Polychloroprene is an elastomer showing good potential for replacing natural rubber (NR) in high temperature dynamic applications. It is known to have better resistance to heat and oxidation than NR and has nearly the same resiliency. It might also be expected to have good fatigue properties since it crystallizes upon strain, and strain crystallization is known to improve fatique life. Moreover, it is not as expensive as other high temperature elastomers such as epichlorohydrin and polyacrylate.
Compounding polychloroprene to exhibit highly desirable properties including desirable original and aged fatigue as well as thermal stability evidenced by low compression set, however, is difficult. Typically, as compression set is desirably lowered through compounding, properties generally associated with fatigue resistance as tear strength tend to erode. On the other hand, as tear strength is desirably increased through compounding, properties associated with thermal stability as compression set tend to erode. For example, mercaptan modified polychloroprene compounds typically show low compression set but, also, low tear resistance using conventional thiourea cure with carbon black. Polychloroprene rubbers which are sulfur modified exhibit under similar compounding high tear resistance but, also, undesirably high compression set. Moreover, replacement of certain cyclic thioureas with alkyl substituted thioureas for cure, while providing lowered compression set, undesirably reduces tear resistance.
Thus, it would appear that one would normally be left with but a tradeoff between such important properties as compression set and tear resistance and, consequently, the discovery that both of these properties can be brought to quite desirable levels is of notable value.

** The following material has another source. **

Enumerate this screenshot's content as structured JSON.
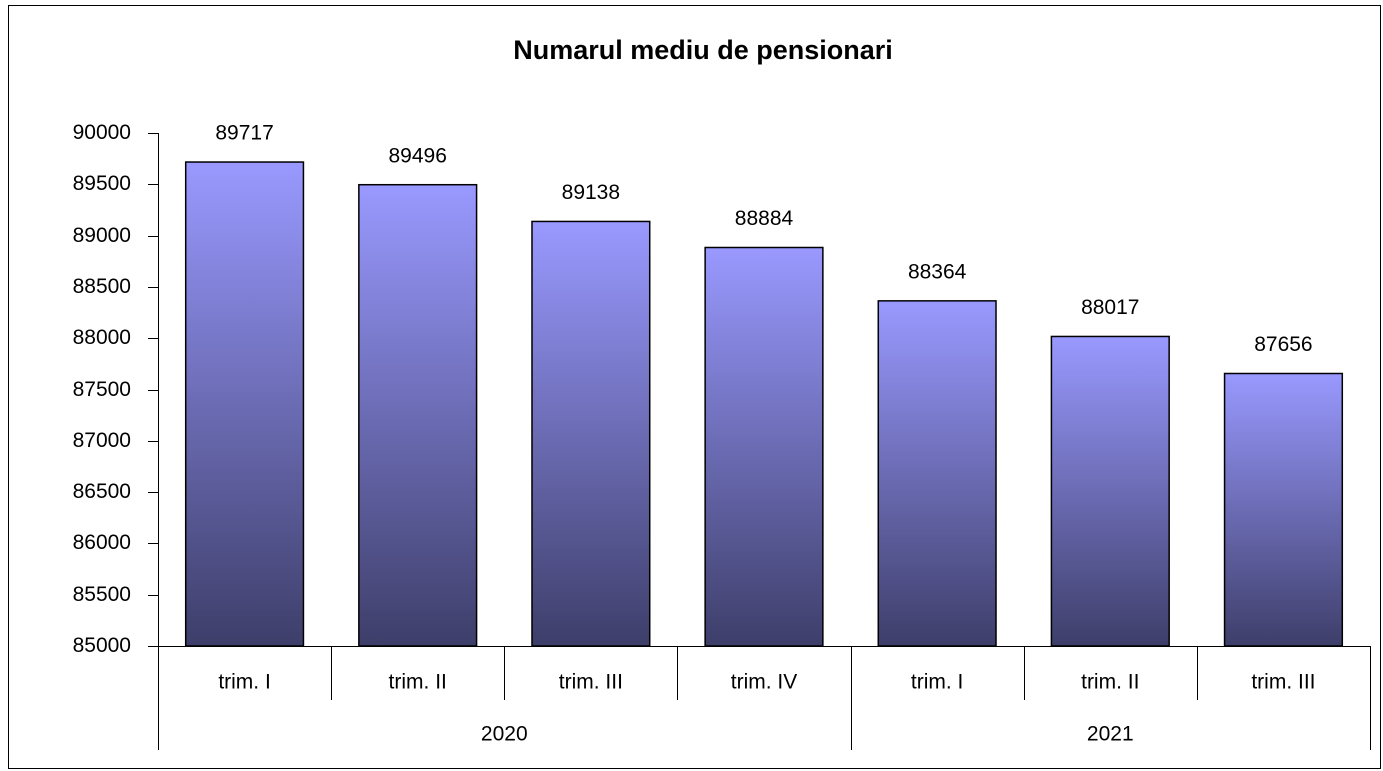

Essential ingredients of compounds of this invention are advantageously commercially available and others have suggested their use in certain contexts. For example, silicas have been suggested for improving certain heat aged properties as compared to carbon black (see "Reinforcing Silicas and Silicates", Wagner, Rubber Chemistry and Technology; Vol. 49, 703, 1976 particularly 751, 766 and 767 and "Filler Effect on The Heat Stability of Vulcanized Elastomeric Compositions", Fetterman, Rubber Chemistry and Technology vol. 46, 927, 1973). Further, use of certain carbon blacks, e.g. large particle size and high structure has been reported as desirable in certain compositions for improvement in fatigue properties (see, Dizon et al, Rubber Chemistry and Technology, 47, 231 (1974). None of these disclosures, however, have shown a means to provide high tear strength along with low compression set in polychloroprene rubber compounds so as to make them especially suitable for high temperature, dynamic applications as automotive suspension bushings.